The United Kingdom (UK) has submitted its instruments of ratification of the Paris Agreement to the United Nations Framework Convention on Climate Change (UNFCCC).
This was disclosed during a media briefing on Thursday, November 17 20016, by the UK delegation to the ongoing UN climate change summit (COP22) in Marrakech, Morocco.
The UK signed the pact on April 22, 2016.
This brings to 111 the number of Parties who have ratified the global treaty, out of 197 Parties to the Convention (UNFCCC).
Myriam Castanie, Media Officer, European Climate Foundation, described the development as a further reiteration of the continuing strength of support for the deal, even in the face of any potential move by U.S. President-elect, Donald Trump.
Some influential UK figures have been reacting to the ratification.
Michael Liebreich, Chairman of the Advisory Board, Bloomberg New Energy Finance, said: “The Paris Agreement has been ratified by enough nations to remain in force with or without the US’s backing. The UK ratification is a sign that pragmatic countries will continue to address the climate challenge, and continue to use the Paris Agreement as the chosen framework for international cooperation.”
Liebreich is a well-known supporter of the UK’s governing Conservative Party.
Stephanie Pfeifer, CEO of the Institutional Investors Group on Climate Change – a forum of 130 investors with over €14 assets under management said on Thursdat at the COP22 in Marrakech: “Institutional Investors across Europe welcome the UK Government’s ratification of the Paris Agreement today. This encouraging announcement can only help sustain the ‘Spirit of Paris’ and the momentum behind the international consensus to drive substantial action on climate change.”
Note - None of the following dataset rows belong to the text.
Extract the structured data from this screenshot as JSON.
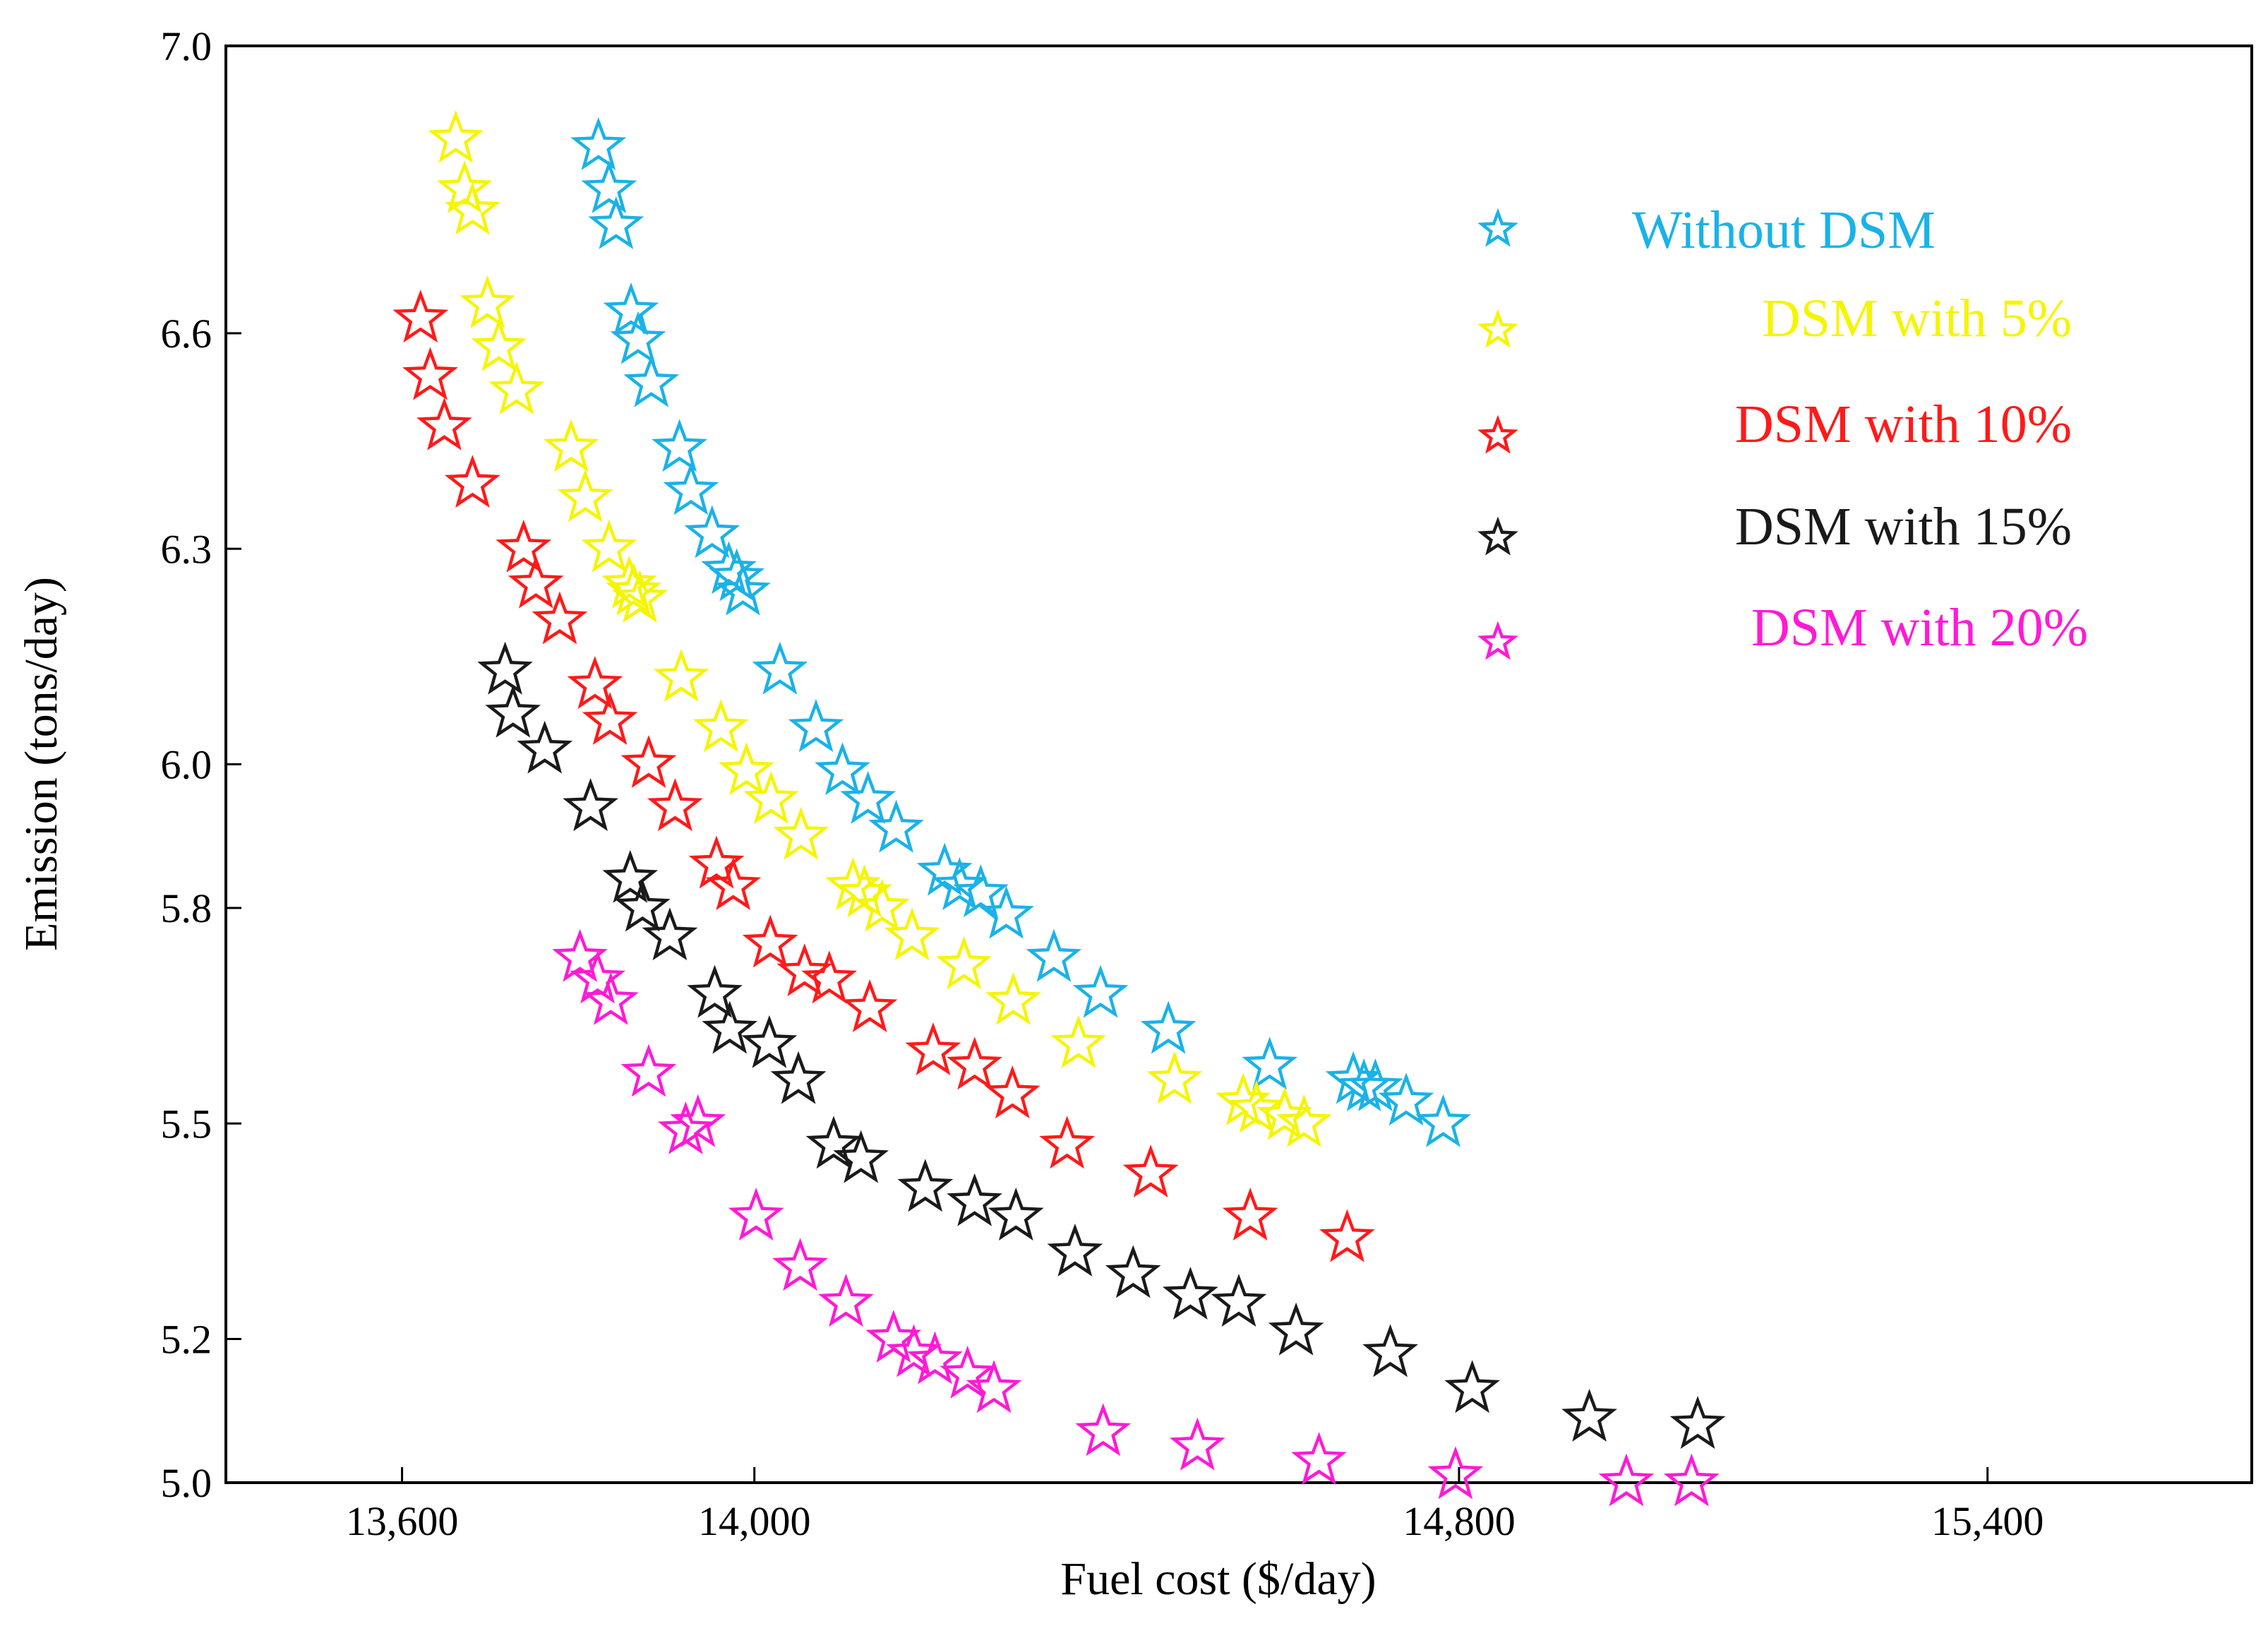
{
  "chart_data": {
    "type": "scatter",
    "xlabel": "Fuel cost ($/day)",
    "ylabel": "Emission (tons/day)",
    "xlim": [
      13400,
      15700
    ],
    "ylim": [
      5.0,
      7.0
    ],
    "x_tick_labels": [
      {
        "value": 13600,
        "label": "13,600"
      },
      {
        "value": 14000,
        "label": "14,000"
      },
      {
        "value": 14800,
        "label": "14,800"
      },
      {
        "value": 15400,
        "label": "15,400"
      }
    ],
    "y_tick_labels": [
      {
        "value": 5.0,
        "label": "5.0"
      },
      {
        "value": 5.2,
        "label": "5.2"
      },
      {
        "value": 5.5,
        "label": "5.5"
      },
      {
        "value": 5.8,
        "label": "5.8"
      },
      {
        "value": 6.0,
        "label": "6.0"
      },
      {
        "value": 6.3,
        "label": "6.3"
      },
      {
        "value": 6.6,
        "label": "6.6"
      },
      {
        "value": 7.0,
        "label": "7.0"
      }
    ],
    "legend_position": "top-right",
    "marker": "star-icon",
    "series": [
      {
        "name": "Without DSM",
        "color": "#1ab2e8",
        "points": [
          [
            13823,
            6.86
          ],
          [
            13835,
            6.8
          ],
          [
            13843,
            6.75
          ],
          [
            13860,
            6.63
          ],
          [
            13868,
            6.59
          ],
          [
            13883,
            6.53
          ],
          [
            13915,
            6.44
          ],
          [
            13928,
            6.38
          ],
          [
            13952,
            6.32
          ],
          [
            13971,
            6.27
          ],
          [
            13980,
            6.26
          ],
          [
            13987,
            6.24
          ],
          [
            14029,
            6.13
          ],
          [
            14070,
            6.05
          ],
          [
            14100,
            5.99
          ],
          [
            14129,
            5.95
          ],
          [
            14161,
            5.91
          ],
          [
            14216,
            5.85
          ],
          [
            14233,
            5.83
          ],
          [
            14257,
            5.82
          ],
          [
            14286,
            5.79
          ],
          [
            14340,
            5.73
          ],
          [
            14393,
            5.68
          ],
          [
            14470,
            5.63
          ],
          [
            14585,
            5.58
          ],
          [
            14680,
            5.56
          ],
          [
            14692,
            5.55
          ],
          [
            14705,
            5.55
          ],
          [
            14740,
            5.53
          ],
          [
            14782,
            5.5
          ]
        ]
      },
      {
        "name": "DSM with 5%",
        "color": "#f5f500",
        "points": [
          [
            13661,
            6.87
          ],
          [
            13671,
            6.8
          ],
          [
            13680,
            6.77
          ],
          [
            13697,
            6.64
          ],
          [
            13710,
            6.58
          ],
          [
            13730,
            6.52
          ],
          [
            13792,
            6.44
          ],
          [
            13808,
            6.37
          ],
          [
            13835,
            6.3
          ],
          [
            13858,
            6.25
          ],
          [
            13863,
            6.24
          ],
          [
            13870,
            6.23
          ],
          [
            13917,
            6.12
          ],
          [
            13962,
            6.05
          ],
          [
            13991,
            5.99
          ],
          [
            14019,
            5.95
          ],
          [
            14053,
            5.9
          ],
          [
            14112,
            5.83
          ],
          [
            14125,
            5.82
          ],
          [
            14145,
            5.8
          ],
          [
            14179,
            5.76
          ],
          [
            14238,
            5.72
          ],
          [
            14294,
            5.67
          ],
          [
            14368,
            5.61
          ],
          [
            14477,
            5.56
          ],
          [
            14555,
            5.53
          ],
          [
            14570,
            5.52
          ],
          [
            14602,
            5.51
          ],
          [
            14624,
            5.5
          ]
        ]
      },
      {
        "name": "DSM with 10%",
        "color": "#ff1a1a",
        "points": [
          [
            13621,
            6.62
          ],
          [
            13632,
            6.54
          ],
          [
            13648,
            6.47
          ],
          [
            13680,
            6.39
          ],
          [
            13738,
            6.3
          ],
          [
            13752,
            6.25
          ],
          [
            13779,
            6.2
          ],
          [
            13819,
            6.11
          ],
          [
            13836,
            6.06
          ],
          [
            13880,
            6.0
          ],
          [
            13910,
            5.94
          ],
          [
            13957,
            5.86
          ],
          [
            13976,
            5.83
          ],
          [
            14018,
            5.75
          ],
          [
            14057,
            5.71
          ],
          [
            14085,
            5.7
          ],
          [
            14131,
            5.66
          ],
          [
            14203,
            5.6
          ],
          [
            14250,
            5.58
          ],
          [
            14293,
            5.54
          ],
          [
            14355,
            5.47
          ],
          [
            14450,
            5.43
          ],
          [
            14563,
            5.37
          ],
          [
            14673,
            5.34
          ]
        ]
      },
      {
        "name": "DSM with 15%",
        "color": "#1a1a1a",
        "points": [
          [
            13717,
            6.13
          ],
          [
            13726,
            6.07
          ],
          [
            13762,
            6.02
          ],
          [
            13814,
            5.94
          ],
          [
            13859,
            5.84
          ],
          [
            13873,
            5.8
          ],
          [
            13904,
            5.76
          ],
          [
            13955,
            5.68
          ],
          [
            13972,
            5.63
          ],
          [
            14017,
            5.61
          ],
          [
            14050,
            5.56
          ],
          [
            14090,
            5.47
          ],
          [
            14121,
            5.45
          ],
          [
            14194,
            5.41
          ],
          [
            14250,
            5.39
          ],
          [
            14297,
            5.37
          ],
          [
            14364,
            5.32
          ],
          [
            14430,
            5.29
          ],
          [
            14495,
            5.26
          ],
          [
            14550,
            5.25
          ],
          [
            14615,
            5.21
          ],
          [
            14722,
            5.18
          ],
          [
            14815,
            5.13
          ],
          [
            14948,
            5.09
          ],
          [
            15071,
            5.08
          ]
        ]
      },
      {
        "name": "DSM with 20%",
        "color": "#ff1ad6",
        "points": [
          [
            13802,
            5.73
          ],
          [
            13822,
            5.7
          ],
          [
            13837,
            5.67
          ],
          [
            13880,
            5.57
          ],
          [
            13922,
            5.49
          ],
          [
            13936,
            5.5
          ],
          [
            14002,
            5.37
          ],
          [
            14052,
            5.3
          ],
          [
            14104,
            5.25
          ],
          [
            14158,
            5.2
          ],
          [
            14181,
            5.18
          ],
          [
            14205,
            5.17
          ],
          [
            14242,
            5.15
          ],
          [
            14272,
            5.13
          ],
          [
            14396,
            5.07
          ],
          [
            14503,
            5.05
          ],
          [
            14641,
            5.03
          ],
          [
            14796,
            5.01
          ],
          [
            14990,
            5.0
          ],
          [
            15064,
            5.0
          ]
        ]
      }
    ]
  }
}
Jill Duggan, Director of The Prince of Wales’s Corporate Leaders Group (CLG), which brings together 24 global businesses employing 2 million people worldwide, said: “The UK has a legacy of leadership in driving global climate action and helped to ensure a robust and ambitious climate agreement in Paris through its significant role in the High Ambition Coalition. The UK Government’s ratification of the agreement today sends an important signal to international allies, businesses and investors about the inevitable transition towards a zero carbon economy.”
Mohamed Adow, Christian Aid’s International Climate Lead, speaking from the COP22 climate summit in Marrakech: “During a week in which the international climate negotiations have experienced the shock of the US elections, this backing by America’s oldest and strongest ally shows that support for global action to tackle climate change remains resolute. If the election of Donald Trump as President of the United States can’t shake countries’ resolve then nothing will. Not only have nations remained steady, a number have actively ratified the Paris Agreement since the election, including even the petro-state of Saudi Arabia.
“If a modern, post-Brexit Britain is to thrive it needs to be at the forefront of the global clean energy transition, something the UK’s low carbon sector is well placed to take advantage of. Market forces are clearly pointing towards the smart money being in clean tech. The country that dominated the first industrial revolution is now positioning itself to capitalise on the second
“Ratifying the Paris Agreement is also a recognition by the first country to industrialise that it has a duty to help and protect the very poorest and most vulnerable people in the world suffering the effects of climate change. We expect the UK to know back up this ratification with concrete actions that will rapidly cut its emissions in all sectors. Ratifying the Paris Agreement is a moral act by a country that understands it’s responsibilities in a globally interconnected world.”
Countries and organisations have in recent days reiterated their support for the Paris Agreement.
The High Ambition Coalition: “The Paris Agreement marks a turning point toward a more prosperous and stable world. Acting on climate change is in all of our national interests – it is good for our environment, good for our economies, and good for our climate security. Our commitment to be climate leaders remains steadfast, as is our commitment to work with the whole international community, including the United States, to tackle one of the greatest challenges of our time.”
Similarly, Brazil stated its continuous commitment to the Paris Agreement after the US election and highlighted the benefits of climate action and the acceleration of low carbon growth in the real economy.
The European Union (EU) declated its ongoing commitment to the pact, highlighted the benefits of climate action and the acceleration of low carbon growth in the real economy. The EU also stated their commitment to a process for bringing forward long-term strategies for 2018, noting that many member states are already coming forward and considerable efforts are being made.
China on its part affirmed its commitment to the multilateral process and that they will continue their actions. It emphasised that its efforts will not be halted and that it has confidence in the international community, and that it will continue to work with other Parties to continue climate action.
While Saudi Arabia said it would stick to Paris Agreement pledges in spite of Donald Trump, the leaders of India and Japan welcomed the early entry into force of the Paris Agreement on climate change, and reaffirmed their commitment to work together in developing the rules for successful implementation of the Agreement.”
Mary Robinson, a former Irish president and human rights advocate, was quoted as saying: “It would be a tragedy for the United States and the people of the United States if the U.S. becomes a kind of rogue country, the only country in the world that is somehow not going to go ahead with the Paris Agreement.”